Шрифт:
«Северная Коринна» не удовлетворилась светскими успехами. Экзальтированное воображение влекло ее к религии, к религии, как ей представлялось, наиболее поэтической — к католицизму. Ловкие папские агенты — иезуиты сделали из нее фанатичную католичку, и княгиня, распростившись со своими московскими друзьями, переехала в Италию. Она приобрела роскошную виллу — Палаццо Поджи — и окончательно обосновалась там под сенью папского престола. Княгиня превратила свой салон в один из филиалов Ватикана, где католические патеры и кардиналы встречались с русскими аристократами, стремясь завербовать их в число адептов наместников святого Петра. Вилла княгини находилась неподалеку от церкви Иоанна Латеранского, в горах. Через сад. проходил древний акведук, построенный еще римскими императорами. Этот акведук из огромных неотшлифованных камней служил подножием террасы, с которой открывался величественный вид на пустынную римскую Кампанью.
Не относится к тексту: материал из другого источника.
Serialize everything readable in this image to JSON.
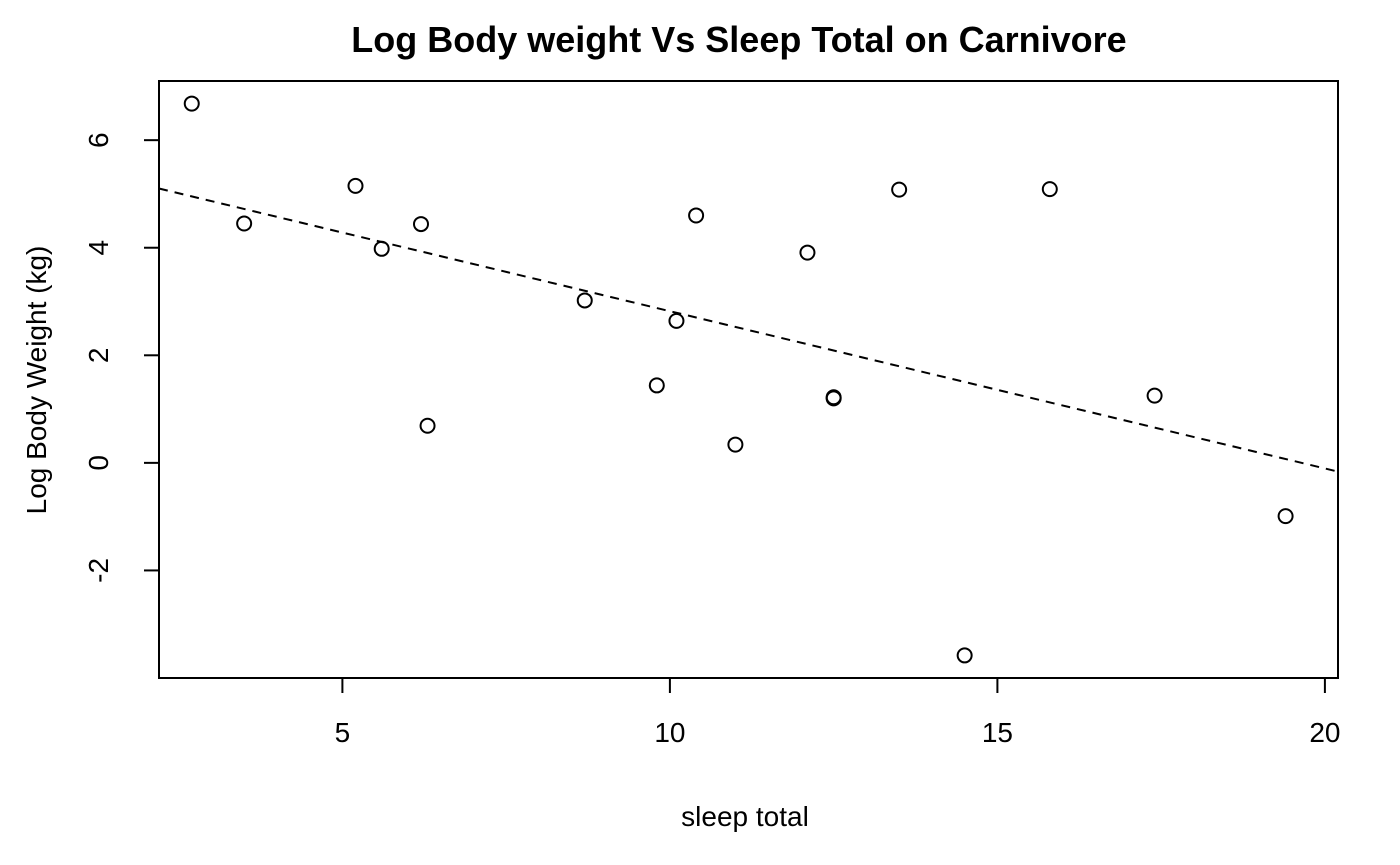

Вилла окружена была виноградниками, цветниками и заботливо расчищенными дорожками. Вдали виднелись арки водопроводов, акведуков древнего Рима, поля и горы, а с другой стороны населенная часть Рима, Колизей, собор Святого Петра. Дом пристроен был к древней башне, внутри которой в каждом этаже было по комнате, прорезанной узкой амбразурой окна.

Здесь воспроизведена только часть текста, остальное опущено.